Toxin neutralization assay was performed as previously described4–6. Briefly, sample dilutions were added to J774 macrophages cultured in cultured in RPMI supplemented with 10% fetal calf serum. Bacillus anthracis lethal toxin (LeTx) [i.e., PA plus Bacillus anthracis lethal factor (LF, List Biological, Campbell, CA)] was then added to the plates. After overnight incubation, MTT (3-(4,5-dimethylthiazol-2-yl)−2,5-diphenyl tetrazolium bromide; Sigma-Aldrich) was added to assess the viability of macrophages as a function of redox potential. Toxin neutralizing antibody titers were determined as the lowest concentrations of sera that protect macrophages from the cytotoxicity of LeTx.

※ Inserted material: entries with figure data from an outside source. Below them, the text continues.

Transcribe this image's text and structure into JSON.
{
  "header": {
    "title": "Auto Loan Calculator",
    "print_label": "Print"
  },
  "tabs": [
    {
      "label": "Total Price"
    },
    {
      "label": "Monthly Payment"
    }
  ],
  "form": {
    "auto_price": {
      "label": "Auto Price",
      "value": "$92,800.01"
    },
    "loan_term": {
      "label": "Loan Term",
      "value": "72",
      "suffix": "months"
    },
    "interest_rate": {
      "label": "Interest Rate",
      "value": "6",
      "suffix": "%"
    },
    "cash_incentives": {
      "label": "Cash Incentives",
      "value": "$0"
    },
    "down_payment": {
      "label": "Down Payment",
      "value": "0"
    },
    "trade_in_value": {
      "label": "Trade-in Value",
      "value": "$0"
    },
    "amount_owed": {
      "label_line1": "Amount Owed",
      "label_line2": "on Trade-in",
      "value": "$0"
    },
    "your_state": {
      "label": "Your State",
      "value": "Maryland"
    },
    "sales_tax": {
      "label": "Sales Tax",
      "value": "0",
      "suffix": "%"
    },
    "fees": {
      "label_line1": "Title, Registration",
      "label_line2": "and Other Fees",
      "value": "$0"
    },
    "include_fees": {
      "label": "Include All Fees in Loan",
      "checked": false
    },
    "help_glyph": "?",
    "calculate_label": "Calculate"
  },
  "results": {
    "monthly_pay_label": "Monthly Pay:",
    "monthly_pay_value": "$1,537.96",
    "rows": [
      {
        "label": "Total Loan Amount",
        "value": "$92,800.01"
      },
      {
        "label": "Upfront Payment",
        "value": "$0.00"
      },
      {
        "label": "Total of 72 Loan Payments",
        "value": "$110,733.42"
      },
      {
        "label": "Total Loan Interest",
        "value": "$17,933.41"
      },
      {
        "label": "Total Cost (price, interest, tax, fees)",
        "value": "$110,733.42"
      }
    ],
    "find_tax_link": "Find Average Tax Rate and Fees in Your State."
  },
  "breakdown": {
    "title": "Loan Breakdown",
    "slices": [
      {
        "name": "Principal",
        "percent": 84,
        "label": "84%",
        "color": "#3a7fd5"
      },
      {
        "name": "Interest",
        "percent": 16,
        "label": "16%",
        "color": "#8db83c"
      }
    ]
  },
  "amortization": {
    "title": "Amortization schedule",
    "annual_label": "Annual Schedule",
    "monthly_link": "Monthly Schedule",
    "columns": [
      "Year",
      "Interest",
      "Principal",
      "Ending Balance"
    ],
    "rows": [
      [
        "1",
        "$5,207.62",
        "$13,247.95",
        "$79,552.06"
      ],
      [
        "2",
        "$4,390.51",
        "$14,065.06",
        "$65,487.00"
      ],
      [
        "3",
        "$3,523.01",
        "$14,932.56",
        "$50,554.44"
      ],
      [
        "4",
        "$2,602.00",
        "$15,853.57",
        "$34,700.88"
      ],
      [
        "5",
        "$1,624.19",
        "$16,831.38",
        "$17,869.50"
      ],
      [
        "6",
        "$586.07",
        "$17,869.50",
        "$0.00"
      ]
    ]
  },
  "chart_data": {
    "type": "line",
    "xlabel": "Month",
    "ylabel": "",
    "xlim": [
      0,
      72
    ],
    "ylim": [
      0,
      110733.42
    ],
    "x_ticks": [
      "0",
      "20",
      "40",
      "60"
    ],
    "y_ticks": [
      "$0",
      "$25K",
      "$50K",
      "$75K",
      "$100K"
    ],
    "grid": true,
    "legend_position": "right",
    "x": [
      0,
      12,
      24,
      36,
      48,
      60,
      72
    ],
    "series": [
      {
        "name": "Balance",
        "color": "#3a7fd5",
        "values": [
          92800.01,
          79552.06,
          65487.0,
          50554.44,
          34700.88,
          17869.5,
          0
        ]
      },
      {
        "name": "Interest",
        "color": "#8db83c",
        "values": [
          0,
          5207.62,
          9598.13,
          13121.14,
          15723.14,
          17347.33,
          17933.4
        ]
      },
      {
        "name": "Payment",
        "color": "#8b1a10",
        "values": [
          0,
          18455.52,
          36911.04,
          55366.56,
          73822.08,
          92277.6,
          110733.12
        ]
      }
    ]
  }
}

Analysis of antigen-specific T helper cell cytokines

Antigen-specific T helper cell cytokine responses were analyzed by flow cytometry after in vitro restimulation and intracellular staining with cytokine-specific fluorescent antibodies. Briefly, splenocytes and cervical lymph nodes were collected on day 28 after the first immunization and restimulated with antigen (i.e., OVA) in vitro as previously described4–6. After 5 days culture, cells were subjected to extracellular staining with lineage-specific antibodies [i.e., anti-CD3, and anti-CD4 (Biolegend, San Diego, CA)] and, after fixation, to intracellular staining with Th1, Th2, Th17, and Tfh cytokine-specific antibodies (Biolegend). Labeled cells were then analyzed with an Attune NxT flow cytometer (Thermo Fisher Scientific, Waltham, MA).

Statistical analysis

Results are expressed as mean ±one standard deviation. Statistical significance was determined by one-way ANOVA, followed by Tukey post-hoc test. All statistical analyses were performed with the StataSE 12.0 software (StataCorp LLC, College Station, TX) and Prism 7 software (Graphpad Software, La Jolla, CA).